老人はそう言うと、部屋の鍵を瑠璃に手渡した。

「ところで、翡翠様はどちらへ?」

「この下の道場だが、誰にも邪魔されたくないと言ってたから、貸し切りにした。翡翠の連れだといっても行くことは許さん」

「道場?馬鹿兄翡翠、いったい何考えてるの?」

「瑠璃、翡翠様のことなんか考えても、仕方ないですわ。部屋に行きましょう」

 そういった白琳の口ぶりはいつもより早口だった。心なしか、微かにおこっているのではないかと、瑠璃には思えた。


「ねぇ、お願いがあるの」

 李仙道の入口にやってきた少女がそう言う。歳は12、3歳だろうか。肩より少し長い黒髪は、毛先のほうがくるくると巻かれていた。とても可愛らしい少女だ。首を少し傾け、大きな瞳で見つめられた男は、優しい声で言う。

「どうしたんだい?」

「あのね、私身分証明書もってないの……でも、どうしても李仙道通りたいの……」

 少女はそう言うと俯いてしまった。

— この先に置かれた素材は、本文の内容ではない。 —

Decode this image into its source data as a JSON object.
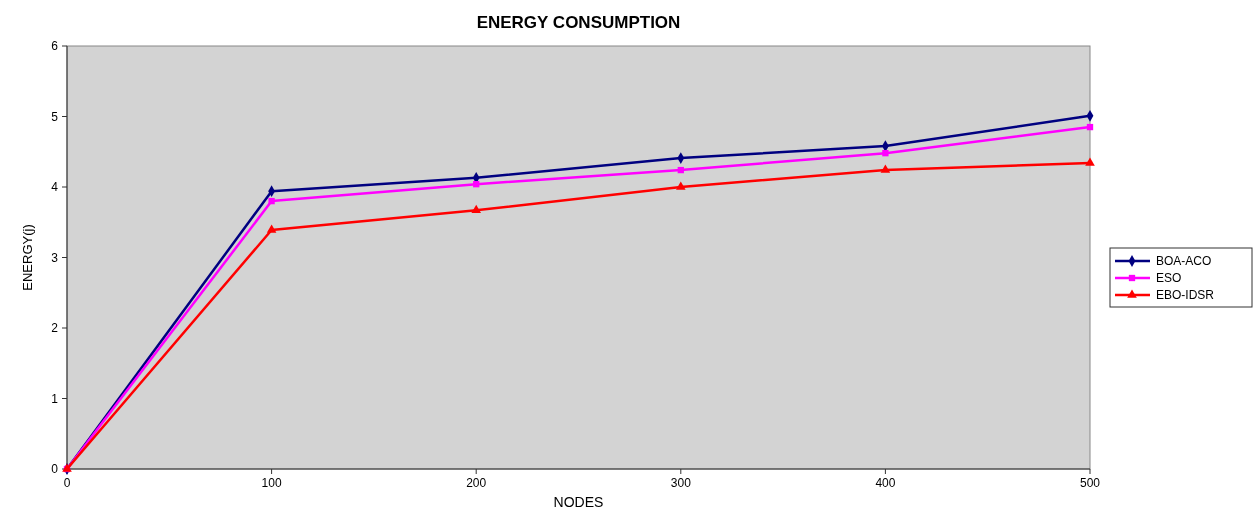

男は少女を見る。大きな瞳のかわいらしい少女は、桃色の服を着ていた。服の感じを見る限り、武器を持っている様子はなく、怪しい様子はない。どこからどうみても無害なこの少女なら、通しても良いような気はしたが、青年が襲われたのだ。――少なくとも表向きは。その事実を作った以上、無害に見えるとはいえ、簡単に少女を通してしまえば、周りから怪しまれるかもしれない。些細なことでも、隙を見せるわけにはいかないのだ。

「ごめんね、お譲ちゃん。ここの近くで人が襲われてね、そう簡単に通すわけにはいかないんだ。すぐにおわるから、中でお話を聞いてからでも良いかい?」

「うん、おじさんありがとう」

 少しの時間だけ、少女を中で引き留める。そういう形を作れば、周りから怪しまれることもないだろう。少女には簡単な質問をし、すぐに通してやれば良いだろう。少女が、こちらの事情を 知るはずもないのだから。少女は嬉しそうににっこりと笑った。